The philologist, later businessman and current politician is the first head of government in Latvia since 1991 to hold office for a full legislative period.

The big loser of the election is the social-democratic “Harmonie”, long thought to be the “Putin-understanders” party.

It dropped from 19.8 to 4.8 percent.

So far, it has been particularly successful with the Russian speakers in the country, who today make up around a third of the population due to immigration during the Soviet occupation (until 1991).

After the war began in February, the party condemned Russia's war of aggression, but abstained on several other votes affecting Russia.

Former Russian-born mayor of the capital Riga, MEP Nils Ušakovs, commented on the poor election result that part of their electorate punished the party for its loyal stance and condemnation of the war.

The strongest opposition party is likely to be the Union of Farmers and Greens (ZZL) with 12.7 percent.

She is primarily associated with the suspected corrupt machinations "oligarchs" Aivars Lembergs.

Prime Minister Kariņš has announced that, as before, he will not form a coalition with her.

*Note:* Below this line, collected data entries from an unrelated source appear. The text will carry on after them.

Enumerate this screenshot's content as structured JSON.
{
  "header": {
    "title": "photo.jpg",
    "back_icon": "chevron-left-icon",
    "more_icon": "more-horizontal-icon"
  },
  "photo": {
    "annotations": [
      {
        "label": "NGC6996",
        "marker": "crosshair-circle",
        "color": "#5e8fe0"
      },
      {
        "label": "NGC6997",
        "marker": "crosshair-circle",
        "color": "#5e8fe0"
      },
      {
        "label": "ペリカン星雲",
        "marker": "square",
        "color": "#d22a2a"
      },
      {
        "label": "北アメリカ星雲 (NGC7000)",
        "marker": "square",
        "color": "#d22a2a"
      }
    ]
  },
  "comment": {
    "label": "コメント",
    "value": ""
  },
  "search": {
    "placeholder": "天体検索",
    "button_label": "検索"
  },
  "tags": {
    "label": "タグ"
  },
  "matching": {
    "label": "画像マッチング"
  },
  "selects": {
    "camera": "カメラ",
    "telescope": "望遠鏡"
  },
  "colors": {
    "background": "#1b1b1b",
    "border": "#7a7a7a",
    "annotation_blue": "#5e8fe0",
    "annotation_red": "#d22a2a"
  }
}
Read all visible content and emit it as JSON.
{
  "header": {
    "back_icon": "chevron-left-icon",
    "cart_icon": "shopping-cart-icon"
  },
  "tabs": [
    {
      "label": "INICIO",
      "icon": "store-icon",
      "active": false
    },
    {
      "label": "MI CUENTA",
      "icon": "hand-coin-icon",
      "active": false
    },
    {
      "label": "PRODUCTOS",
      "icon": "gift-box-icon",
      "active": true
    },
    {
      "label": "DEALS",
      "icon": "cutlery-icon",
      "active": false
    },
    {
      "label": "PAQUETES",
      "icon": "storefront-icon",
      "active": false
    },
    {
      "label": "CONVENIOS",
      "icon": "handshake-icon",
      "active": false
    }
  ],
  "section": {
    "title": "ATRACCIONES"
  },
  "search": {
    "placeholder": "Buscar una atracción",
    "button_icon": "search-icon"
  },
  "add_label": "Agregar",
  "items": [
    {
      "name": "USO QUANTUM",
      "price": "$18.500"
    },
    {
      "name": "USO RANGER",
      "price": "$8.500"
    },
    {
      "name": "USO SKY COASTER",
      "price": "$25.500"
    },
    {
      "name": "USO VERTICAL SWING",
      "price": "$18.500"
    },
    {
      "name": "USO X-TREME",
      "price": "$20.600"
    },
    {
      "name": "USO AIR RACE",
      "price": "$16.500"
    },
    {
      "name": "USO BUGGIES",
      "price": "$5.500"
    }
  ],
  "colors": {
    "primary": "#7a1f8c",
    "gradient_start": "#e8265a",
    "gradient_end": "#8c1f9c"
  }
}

A populist party founded by actor Artuss Kaimiņš, which became the second-strongest force in 2018 with 14.3 percent, has since renamed itself For a Humane Latvia (PCL) and is under one percent.

Overall, the election result shows a stabilization of the political situation and a consolidation in favor of the executive with a relatively high turnout, which is likely to be largely due to Russia's aggressive policy.

One of the main tasks of the future government will be to get the consequences of the energy crisis under control.

In the EU, the euro country Latvia suffers from the second highest inflation rate (after Estonia).

In August it was 21.4 percent.

The central bank in Riga currently still estimates economic growth this year at three percent “thanks to the solid growth at the beginning of the year”, for 2023 it expects a recession of minus 0.2 percent.